In fact, He didn’t just promise His love for me. He promised it to all of us. No matter who you are or where you come from. No matter how deep the darkness inside you is. No matter how deep your wounds. No matter how bruised, battered, bludgeoned and bloodstained you may be. No matter how much you hate others, hate yourself, even hate Him. He knows you down to the deepest blackness of your heart, the brightest radiance of your spirit, and He promises this: YOU ARE LOVED.

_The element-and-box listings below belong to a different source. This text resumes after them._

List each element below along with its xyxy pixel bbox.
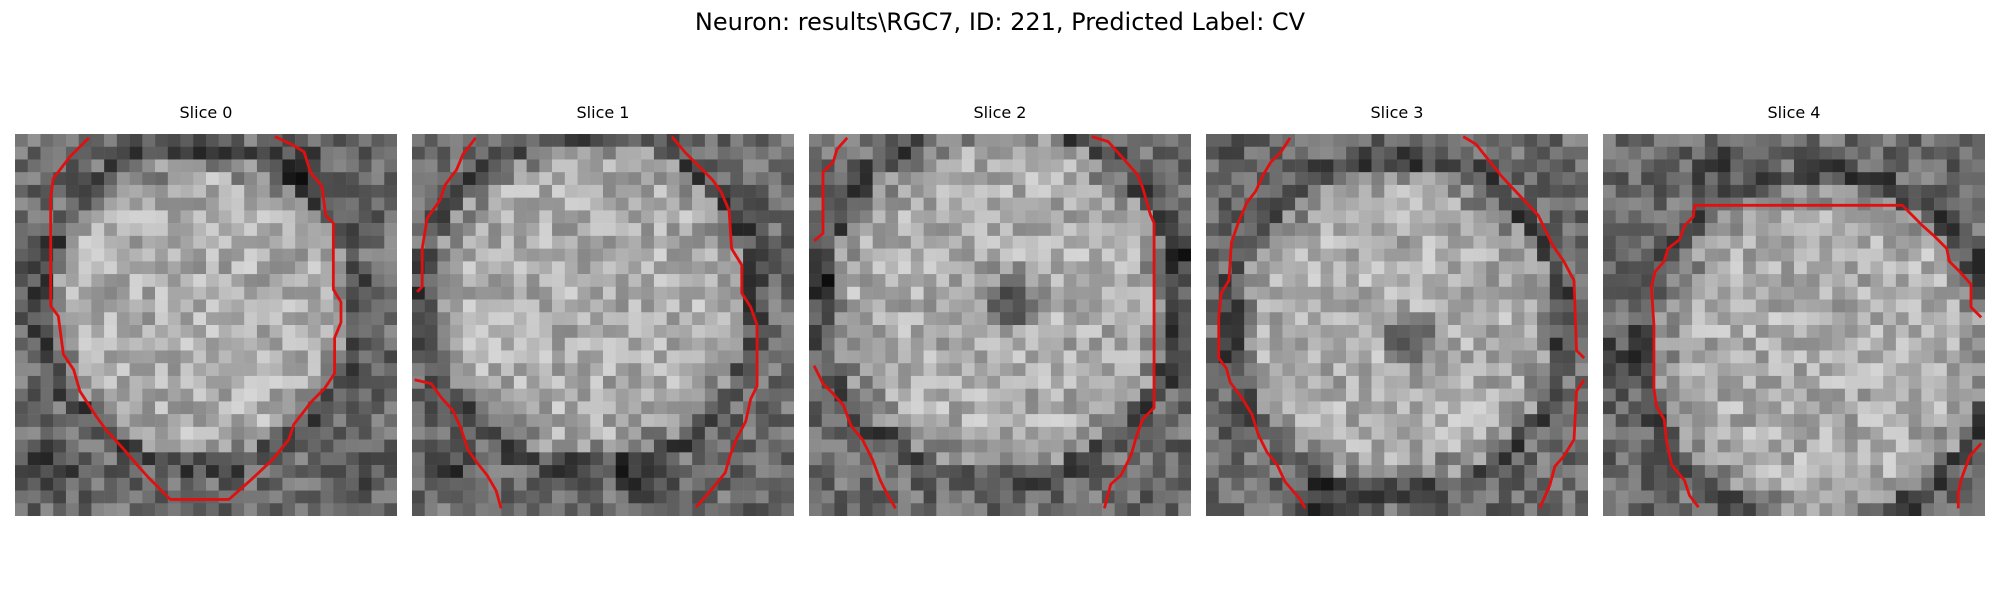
- contour-line: [1538, 378, 1586, 509]
- contour-line: [670, 135, 759, 509]
- slice-title-4: Slice 4: [1767, 103, 1821, 122]
- slice-image-0: [15, 134, 397, 516]
- slice-image-1: [412, 134, 794, 516]
- contour-line: [414, 378, 503, 509]
- contour-line: [1217, 137, 1307, 510]
- contour-line: [1462, 135, 1586, 360]
- slice-title-0: Slice 0: [179, 103, 233, 122]
- contour-line: [812, 365, 897, 510]
- slice-title-3: Slice 3: [1370, 103, 1424, 122]
- slice-title-2: Slice 2: [973, 103, 1027, 122]
- contour-line: [1649, 203, 1983, 508]
- slice-title-1: Slice 1: [576, 103, 630, 122]
- slice-image-2: [809, 134, 1191, 516]
- slice-image-3: [1206, 134, 1588, 516]
- contour-line: [1091, 135, 1156, 509]
- contour-line: [416, 136, 477, 293]
- figure-title: Neuron: results\RGC7, ID: 221, Predicted…: [694, 8, 1306, 36]
- contour-line: [813, 136, 849, 243]
- contour-line: [1956, 442, 1983, 509]
- slice-image-4: [1603, 134, 1985, 516]
- contour-line: [49, 135, 343, 501]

He promises it not just with words. He promises this not just with miracles. He promises this with every drop of His innocent blood. He promises this with every stab of agony that wracked His beautiful Body as it hung on the cross. He promises this with every sobbing breath He took on that cross, every heartbeat tearing Him slowly apart. He promises that He has done the dying for you, He has saved you and most of all He promises that He loves you.

No matter what.

YOU ARE LOVED.

I could go further on how big He is and how wondrous it is that He loves me. I’d give you hints on how to serve Him and what pleases Him, and even how to love Him back. But this is the truth that can save the world, the truth I’d rearrange the stars into writing, the truth I’d blaze across the sky with a pen of fire if I could. YOU ARE LOVED. Whoever you are. Wherever you are. Whatever you’ve done. Whatever you’ve left undone. YOU ARE LOVED. This I promise; and yet not I, but the Holy Spirit in me.

Jesus loves you, and He says you’re worth loving. Don’t forget it.